I remember coming through the swishy doors for the first time: I had already been wowed by the outside appearance of the new building and entrance. I remember looking around the light and airy entrance space, and all the very modern light and glass to be seen whilst looking up to the first floor. I felt tears pricking behind my eyes and a wave of emotion swept over me. I heard a voice in my head which kept repeating the same phrase over and over again and that phrase was, ‘ people with MS DO matter, we DO matter’, and this after years of experiencing the opposite in society in general: feeling ignored and side-lined by health professionals and the general public alike.
It was a very emotional moment. Yes, of course problems have come to light since I experienced that first heady moment and these will undoubtedly take time to fix. Without a carpet the entrance hall has a rather chilly and unwelcoming feel to it at the moment: the circular meeting table from the old ‘shed’ looks as though it has shrunk in the wash. But it is early days yet and fortunately patience is something that MS patients have in spades, so this needn't faze us too much.

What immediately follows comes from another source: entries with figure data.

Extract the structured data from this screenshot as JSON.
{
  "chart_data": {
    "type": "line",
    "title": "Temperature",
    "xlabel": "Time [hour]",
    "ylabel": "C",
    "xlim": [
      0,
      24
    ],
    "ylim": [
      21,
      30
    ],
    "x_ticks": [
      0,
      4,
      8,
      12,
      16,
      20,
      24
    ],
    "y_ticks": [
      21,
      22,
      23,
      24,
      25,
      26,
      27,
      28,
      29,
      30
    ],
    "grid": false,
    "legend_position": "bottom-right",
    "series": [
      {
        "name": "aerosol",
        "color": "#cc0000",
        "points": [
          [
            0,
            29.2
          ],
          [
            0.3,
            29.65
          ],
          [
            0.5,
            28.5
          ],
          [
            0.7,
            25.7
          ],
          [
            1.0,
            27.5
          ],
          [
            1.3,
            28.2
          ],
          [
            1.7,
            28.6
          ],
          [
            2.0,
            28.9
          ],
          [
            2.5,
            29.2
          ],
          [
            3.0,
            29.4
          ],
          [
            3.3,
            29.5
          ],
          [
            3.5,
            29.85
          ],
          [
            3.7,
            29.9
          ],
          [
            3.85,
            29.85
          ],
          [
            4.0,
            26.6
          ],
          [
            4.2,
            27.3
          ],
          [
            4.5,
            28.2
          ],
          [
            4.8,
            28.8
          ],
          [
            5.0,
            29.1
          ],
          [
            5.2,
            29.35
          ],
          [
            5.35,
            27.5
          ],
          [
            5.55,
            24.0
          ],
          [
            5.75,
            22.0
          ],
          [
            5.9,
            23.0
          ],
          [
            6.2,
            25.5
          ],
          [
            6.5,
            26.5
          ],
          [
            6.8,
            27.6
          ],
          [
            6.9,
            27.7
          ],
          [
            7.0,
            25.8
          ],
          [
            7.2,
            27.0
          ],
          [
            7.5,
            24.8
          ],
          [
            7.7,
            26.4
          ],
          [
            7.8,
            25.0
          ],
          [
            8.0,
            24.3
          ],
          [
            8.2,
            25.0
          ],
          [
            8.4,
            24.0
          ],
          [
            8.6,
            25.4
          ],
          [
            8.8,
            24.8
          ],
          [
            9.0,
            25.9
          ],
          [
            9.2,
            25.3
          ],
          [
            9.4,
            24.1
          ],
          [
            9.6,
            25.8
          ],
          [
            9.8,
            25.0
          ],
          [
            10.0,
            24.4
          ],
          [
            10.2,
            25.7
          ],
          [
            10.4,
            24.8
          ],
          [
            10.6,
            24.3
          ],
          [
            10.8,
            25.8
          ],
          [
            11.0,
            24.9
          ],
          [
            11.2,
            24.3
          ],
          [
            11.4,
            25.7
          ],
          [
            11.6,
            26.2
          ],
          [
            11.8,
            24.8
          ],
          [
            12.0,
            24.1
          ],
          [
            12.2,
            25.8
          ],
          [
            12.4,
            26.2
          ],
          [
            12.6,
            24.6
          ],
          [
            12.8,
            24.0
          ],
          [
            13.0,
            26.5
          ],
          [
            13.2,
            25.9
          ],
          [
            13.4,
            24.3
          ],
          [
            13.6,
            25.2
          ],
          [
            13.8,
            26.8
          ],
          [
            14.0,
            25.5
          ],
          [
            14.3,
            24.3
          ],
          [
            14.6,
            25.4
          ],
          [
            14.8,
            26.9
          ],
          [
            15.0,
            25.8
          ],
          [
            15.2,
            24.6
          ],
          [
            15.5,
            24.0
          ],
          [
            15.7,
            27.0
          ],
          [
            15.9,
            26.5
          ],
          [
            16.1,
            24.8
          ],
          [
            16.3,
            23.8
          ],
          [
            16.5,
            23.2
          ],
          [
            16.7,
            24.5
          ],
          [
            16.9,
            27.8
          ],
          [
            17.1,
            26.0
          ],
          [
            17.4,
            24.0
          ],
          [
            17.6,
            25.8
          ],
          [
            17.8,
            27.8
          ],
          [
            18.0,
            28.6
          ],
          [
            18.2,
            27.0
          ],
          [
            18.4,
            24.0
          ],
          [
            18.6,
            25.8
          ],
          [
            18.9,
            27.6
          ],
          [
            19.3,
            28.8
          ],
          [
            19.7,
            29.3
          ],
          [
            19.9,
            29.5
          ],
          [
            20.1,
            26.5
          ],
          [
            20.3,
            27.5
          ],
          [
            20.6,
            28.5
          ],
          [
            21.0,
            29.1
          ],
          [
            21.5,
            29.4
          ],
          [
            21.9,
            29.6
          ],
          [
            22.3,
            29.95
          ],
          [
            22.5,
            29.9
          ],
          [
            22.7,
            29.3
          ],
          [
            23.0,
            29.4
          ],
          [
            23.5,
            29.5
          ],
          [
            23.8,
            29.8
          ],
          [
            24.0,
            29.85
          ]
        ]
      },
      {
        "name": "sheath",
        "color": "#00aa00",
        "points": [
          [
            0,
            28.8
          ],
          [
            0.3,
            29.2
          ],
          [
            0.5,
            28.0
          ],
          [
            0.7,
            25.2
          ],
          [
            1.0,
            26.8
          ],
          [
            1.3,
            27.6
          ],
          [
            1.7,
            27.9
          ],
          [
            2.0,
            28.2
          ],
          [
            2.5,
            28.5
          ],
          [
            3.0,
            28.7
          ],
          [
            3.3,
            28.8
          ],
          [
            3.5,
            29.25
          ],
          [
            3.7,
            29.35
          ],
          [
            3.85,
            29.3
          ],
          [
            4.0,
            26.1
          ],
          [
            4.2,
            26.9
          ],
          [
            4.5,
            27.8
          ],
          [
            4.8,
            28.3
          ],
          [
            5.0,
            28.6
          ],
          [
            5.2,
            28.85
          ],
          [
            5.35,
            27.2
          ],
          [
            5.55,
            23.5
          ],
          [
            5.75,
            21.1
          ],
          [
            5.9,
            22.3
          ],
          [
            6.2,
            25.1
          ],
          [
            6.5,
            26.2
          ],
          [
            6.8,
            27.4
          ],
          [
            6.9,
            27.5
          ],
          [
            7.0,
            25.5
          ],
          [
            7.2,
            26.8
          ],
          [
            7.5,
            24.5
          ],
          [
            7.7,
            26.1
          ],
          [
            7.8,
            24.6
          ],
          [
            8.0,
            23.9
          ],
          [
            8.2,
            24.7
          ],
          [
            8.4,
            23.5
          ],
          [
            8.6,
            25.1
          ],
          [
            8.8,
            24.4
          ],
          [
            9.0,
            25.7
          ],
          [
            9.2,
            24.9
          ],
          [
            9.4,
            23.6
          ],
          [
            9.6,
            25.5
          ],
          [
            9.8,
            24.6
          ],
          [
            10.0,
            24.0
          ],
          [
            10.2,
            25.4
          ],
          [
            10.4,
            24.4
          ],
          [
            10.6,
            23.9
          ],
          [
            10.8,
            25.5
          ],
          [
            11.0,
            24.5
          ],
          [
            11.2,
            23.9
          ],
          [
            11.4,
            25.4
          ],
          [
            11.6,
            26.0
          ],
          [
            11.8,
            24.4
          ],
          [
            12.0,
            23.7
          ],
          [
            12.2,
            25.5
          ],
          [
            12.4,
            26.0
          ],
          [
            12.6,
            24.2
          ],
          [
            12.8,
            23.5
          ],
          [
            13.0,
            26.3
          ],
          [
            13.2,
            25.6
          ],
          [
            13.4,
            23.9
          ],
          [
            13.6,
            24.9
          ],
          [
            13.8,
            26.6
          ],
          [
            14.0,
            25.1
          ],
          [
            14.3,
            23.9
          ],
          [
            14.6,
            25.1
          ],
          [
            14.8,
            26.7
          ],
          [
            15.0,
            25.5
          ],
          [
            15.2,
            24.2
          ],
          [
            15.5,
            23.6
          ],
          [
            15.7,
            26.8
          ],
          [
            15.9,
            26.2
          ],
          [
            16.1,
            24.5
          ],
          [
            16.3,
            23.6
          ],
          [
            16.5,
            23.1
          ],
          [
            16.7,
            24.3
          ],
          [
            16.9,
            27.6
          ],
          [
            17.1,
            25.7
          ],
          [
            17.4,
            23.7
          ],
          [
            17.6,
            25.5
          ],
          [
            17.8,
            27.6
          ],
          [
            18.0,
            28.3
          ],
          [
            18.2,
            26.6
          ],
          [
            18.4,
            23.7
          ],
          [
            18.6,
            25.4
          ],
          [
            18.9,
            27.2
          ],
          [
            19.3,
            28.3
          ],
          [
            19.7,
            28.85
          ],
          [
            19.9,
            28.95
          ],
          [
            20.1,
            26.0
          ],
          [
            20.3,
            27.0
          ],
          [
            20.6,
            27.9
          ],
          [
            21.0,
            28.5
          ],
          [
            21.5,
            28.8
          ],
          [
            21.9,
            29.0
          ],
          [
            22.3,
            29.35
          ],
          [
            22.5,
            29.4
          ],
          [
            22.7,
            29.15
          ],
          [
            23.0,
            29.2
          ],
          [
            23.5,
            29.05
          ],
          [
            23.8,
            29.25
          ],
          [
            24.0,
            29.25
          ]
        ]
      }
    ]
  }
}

What is more difficult to digest is the sheer enormity of the change that has taken place. For once the genie is out of the bottle, you cannot put it back again. This started me thinking about the nature of change, as there seemed to be parallels here with what is going on in my own life at the moment: I stand on the brink of a huge change myself, being the change from home life to life in a residential care setting. Why is change so flipping difficult? And frightening?
It seemed to me that what occupied my thoughts the most was all the things that I was potentially losing (cosy and familiar home environment, familiar carers, presence of children and family) rather than all the potential gains (better adapted environment, regular carers with no need for onerous management by me, improved family relationships). Fear was masking the opportunities. The known seemed less threatening than the unknown. I think it is probably the same with any change, including the change to the new MS centre building. It is the transition phase that is the most difficult for all concerned, especially because it happens quite slowly. All one can do is mourn how things used to be whilst looking backwards and not celebrate how they could be in future with new opportunities. I realised that I must apply this learning to my own situation too. What we all need to cope with the changes are two things: patience and courage. Luckily, from their experience of life, MS patients have these qualities in spades: this is where we can really help our new centre which will need our support here.